The simple and short answer is, it was impossible. No less an authority than Scott Ritter explained it to me in early 2003, before the US invasion. Under the UN disarmament program of which he was the field commander until 1998, likely all Iraqi WMDs and at least 95% of the capacity for manufacturing them were destroyed, confirmably, by 1998. Ritter's team documented how Iraq acquired or manufactured the weapons and how they were disposed. Since the stockpiles had been substantial and the program complex and secret, some munitions or chemicals might have slipped through their net more or less by chance, but it was questionable whether even the Iraqi military could still find these minor stores. The story is told at length in Ritter's 2003 film, "In Shifting Sands."
The major powers and the UN all knew that Iraq had no WMDs -- more importantly, that its capacity to make WMDs had been eliminated, so that any stores that might have been missed were no threat. But acknowledging this meant the end of the UN sanctions program. In Aug. 1998 Ritter's boss Butler called upon him instead to back a Clinton plan to claim Iraq was still in violation, issue an ultimatum, and commence bombing. Ritter resigned a few weeks before the "Desert Fox" bombings of Dec. 1998.
Unlike with the domestic sites of 9/11, even after an invasion the US could not control the Iraqi crime scene. The US could never invade Iraq against widespread opposition among the major powers and then credibly claim to have found WMDs, unless these were presented to UN and international inspection. At that point, fakery would be impossible. As Ritter explained, starting from scratch in 2003, you cannot plant Iraqi-made poison gas of the 1994 vintage and credibly age it nine years in a fashion that will fool the UN chemists.

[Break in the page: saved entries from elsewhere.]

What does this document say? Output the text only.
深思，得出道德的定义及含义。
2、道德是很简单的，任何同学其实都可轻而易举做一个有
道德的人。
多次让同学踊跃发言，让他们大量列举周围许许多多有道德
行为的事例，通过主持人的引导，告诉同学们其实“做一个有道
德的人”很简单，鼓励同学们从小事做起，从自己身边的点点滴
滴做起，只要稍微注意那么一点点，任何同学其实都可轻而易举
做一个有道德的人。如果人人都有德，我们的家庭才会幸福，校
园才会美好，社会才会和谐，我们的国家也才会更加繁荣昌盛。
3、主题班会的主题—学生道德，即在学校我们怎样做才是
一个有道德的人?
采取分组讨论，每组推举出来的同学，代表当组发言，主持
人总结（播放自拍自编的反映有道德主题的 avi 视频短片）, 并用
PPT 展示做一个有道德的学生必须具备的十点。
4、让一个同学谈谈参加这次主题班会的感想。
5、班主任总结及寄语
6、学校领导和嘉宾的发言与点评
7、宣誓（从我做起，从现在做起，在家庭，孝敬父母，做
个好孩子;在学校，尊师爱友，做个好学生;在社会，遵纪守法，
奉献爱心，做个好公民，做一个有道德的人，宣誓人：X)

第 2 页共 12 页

Ritter was prophetic. He had contacted every office in Congress with an ironclad case that no WMDs existed and that the invasion propaganda was demonstrably false but unfortunately was unable to sway the Iraq war vote (and also went completely unacknowledged after he was proven right on every point). To our group in 2003 he predicted that after the invasion, we would hear repeated announcements that WMD were in fact found, until most people would come to believe it even after each and every discovery was refuted and retracted. This is what happened.
The even shorter answer is itself question: Was discovering WMD a necessity for invading Iraq?
No.
Could you have predicted beforehand that it wouldn't have been, that the flow of events after an invasion would cause the question to recede and give rise to other justifications for the invasion? Yes.
"Well we're in there now, we have to stay in!"